インターネットの電子図書館である「青空文庫」には、作者の死後50年が過ぎて著作権保護期間が満了した文学作品や、著作権者が「自由に読んでかまわない」とした文学作品が、プレーンテキストやXHTML/HTML形式で公開されている。もう少し正確にいえば、プレーンテキストでは表現できない日本語組版要素が、書式を定めた注記という形で簡易的にマークアップされており、その形式を「青空文庫形式」と呼んでいる。
「青空ろーどく」は、「青空文庫」からダウンロードしたテキストファイルを読み込み、合成音声で読み上げてくれる。ZIP形式で公開されている「青空文庫」のテキストファイルも、解凍する必要がなく、そのまま読み込んでくれるので便利。ルビありテキストを読み込むと、ルビや傍点、注釈用の記号を自動で除去してプレビュー表示してくれる。ファイルの読み込みに要する時間はファイルサイズに比例するが、芥川龍之介の「杜子春」でも数秒程度と、ほとんど気にする必要はない。

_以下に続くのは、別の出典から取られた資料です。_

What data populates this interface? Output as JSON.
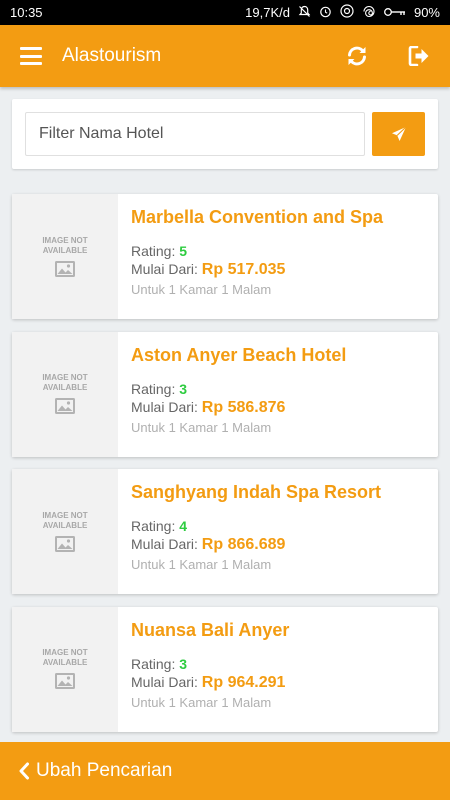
{
  "status_bar": {
    "time": "10:35",
    "network_speed": "19,7K/d",
    "battery": "90%"
  },
  "app_bar": {
    "title": "Alastourism"
  },
  "search": {
    "placeholder": "Filter Nama Hotel"
  },
  "hotel_list": {
    "placeholder_image_text": "IMAGE NOT AVAILABLE",
    "rating_label": "Rating:",
    "price_label": "Mulai Dari:",
    "unit_text": "Untuk 1 Kamar 1 Malam",
    "items": [
      {
        "name": "Marbella Convention and Spa",
        "rating": "5",
        "price": "Rp 517.035"
      },
      {
        "name": "Aston Anyer Beach Hotel",
        "rating": "3",
        "price": "Rp 586.876"
      },
      {
        "name": "Sanghyang Indah Spa Resort",
        "rating": "4",
        "price": "Rp 866.689"
      },
      {
        "name": "Nuansa Bali Anyer",
        "rating": "3",
        "price": "Rp 964.291"
      }
    ]
  },
  "bottom_bar": {
    "label": "Ubah Pencarian"
  },
  "colors": {
    "accent": "#f39c12",
    "rating": "#2ecc40",
    "background": "#eceff1"
  }
}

テキストが読み込まれた状態で画面右下の「スタート」ボタンを押すと、合成音声で読み上げてくれる。読み上げている個所はハイライト表示されるため、朗読を聞きながら読み上げ位置を追うことも容易。テキストの該当個所をクリックすると、その位置で音声が再生されるため、戻ったり、進めたりといった、聞き直しもできる。

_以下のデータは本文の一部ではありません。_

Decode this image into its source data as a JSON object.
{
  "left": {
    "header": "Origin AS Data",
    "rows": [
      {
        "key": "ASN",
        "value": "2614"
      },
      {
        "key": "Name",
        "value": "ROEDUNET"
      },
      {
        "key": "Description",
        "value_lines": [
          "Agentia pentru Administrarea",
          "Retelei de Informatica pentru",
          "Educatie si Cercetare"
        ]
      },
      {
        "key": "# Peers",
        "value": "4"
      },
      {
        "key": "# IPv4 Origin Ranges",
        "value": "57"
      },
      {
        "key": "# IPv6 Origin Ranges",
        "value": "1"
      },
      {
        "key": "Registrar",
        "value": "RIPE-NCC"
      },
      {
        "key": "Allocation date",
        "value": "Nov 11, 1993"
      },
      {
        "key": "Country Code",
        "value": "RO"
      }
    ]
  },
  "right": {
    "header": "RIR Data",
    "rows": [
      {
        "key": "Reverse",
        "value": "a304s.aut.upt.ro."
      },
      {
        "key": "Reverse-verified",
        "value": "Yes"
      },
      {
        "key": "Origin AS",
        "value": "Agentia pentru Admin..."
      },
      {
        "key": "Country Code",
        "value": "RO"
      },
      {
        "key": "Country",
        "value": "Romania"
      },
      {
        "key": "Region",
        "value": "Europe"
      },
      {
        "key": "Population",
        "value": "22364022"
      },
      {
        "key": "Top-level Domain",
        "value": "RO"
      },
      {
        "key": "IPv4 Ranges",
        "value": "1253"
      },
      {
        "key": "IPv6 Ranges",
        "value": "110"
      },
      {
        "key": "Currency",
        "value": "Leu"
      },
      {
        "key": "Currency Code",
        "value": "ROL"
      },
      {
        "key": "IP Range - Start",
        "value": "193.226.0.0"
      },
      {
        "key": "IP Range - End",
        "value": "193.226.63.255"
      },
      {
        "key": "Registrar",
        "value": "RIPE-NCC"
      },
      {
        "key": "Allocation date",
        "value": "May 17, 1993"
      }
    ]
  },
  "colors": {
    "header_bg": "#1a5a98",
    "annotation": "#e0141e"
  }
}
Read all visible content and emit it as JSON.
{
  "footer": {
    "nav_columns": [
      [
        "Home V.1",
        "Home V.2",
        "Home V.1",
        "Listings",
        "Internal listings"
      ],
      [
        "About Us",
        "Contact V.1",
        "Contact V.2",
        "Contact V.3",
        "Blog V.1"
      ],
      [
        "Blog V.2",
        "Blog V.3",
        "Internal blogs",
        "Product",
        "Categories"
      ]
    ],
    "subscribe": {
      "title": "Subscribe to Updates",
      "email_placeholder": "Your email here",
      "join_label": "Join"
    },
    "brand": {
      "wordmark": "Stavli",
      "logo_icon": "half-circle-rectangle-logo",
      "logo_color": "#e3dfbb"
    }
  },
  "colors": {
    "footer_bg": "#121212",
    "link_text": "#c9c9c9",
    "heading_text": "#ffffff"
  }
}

画面下部の「速度」で、読み上げ速度を調整することも可能。速度の初期値は100で、スライダーをドラッグして50〜300の間で設定できる。
読み上げ精度は高く、たまに漢字の読み間違いはみられるものの、個人的には許容範囲内だ。気になる場合は、読み間違いをする漢字をひらがなに直すなど、編集画面で修正すればよい。句読点や改行時の無音間隔(待ち時間)などの設定も可能だ。
また「しおり(ブックマーク)」機能を備え、本文の好きな位置に3ヵ所までしおりを挟み、中断していたところから朗読を再開できる。
読み込んだテキストファイルを、WAV形式やMP3形式の音声ファイルとして出力する機能もある。その際、読み上げ速度は、「音声ファイルの出力」を実行したときの設定速度となる。なお、MP3形式の音声ファイルとして出力するには、別途、MP3エンコーダ「LAME」が必要となる。
前述したように、作成した文書やメールの文面などを「青空ろーどく」に読み込ませ、読み上げさせてエラーチェックを行える。これがとても便利で、白状すると、「青空文庫」の作品を鑑賞する用途よりも、作成した文書やメールの文面、Twitterへの投稿など、さまざまな文の確認に「青空ろーどく」を用いている。
本音をいえば、「青空文庫」の文学作品を音声で楽しむには、プロの「語り手」のような声で聴きたい。「青空朗読」というサイトでは、「青空文庫」の作品の一部(約250タイトル)を朗読したデータが公開され、ブラウザで聴くことができる。こちらもお勧めだ。とはいえ、「青空文庫」で公開されている作品は膨大で、「青空朗読」ですべて網羅できてはいない。「青空ろーどく」の活躍する場面は多く、これからもうまく活用してゆきたい。
なお、「青空ろーどく」を利用するには別途、オープンソースの日本語形態素解析エンジン「MeCab」をインストールする必要がある。Windows版のパッケージをダウンロードして実行すると、コンパイル済みのIPA辞書とともに「MeCab」がインストールされる。
合成音声の再生には「AquesTalk(アクエストーク)」を利用するが、「AquesTalk」は「青空ろーどく」に同梱され、自動でインストールされるので、別途、音声合成エンジンを入手する必要はない。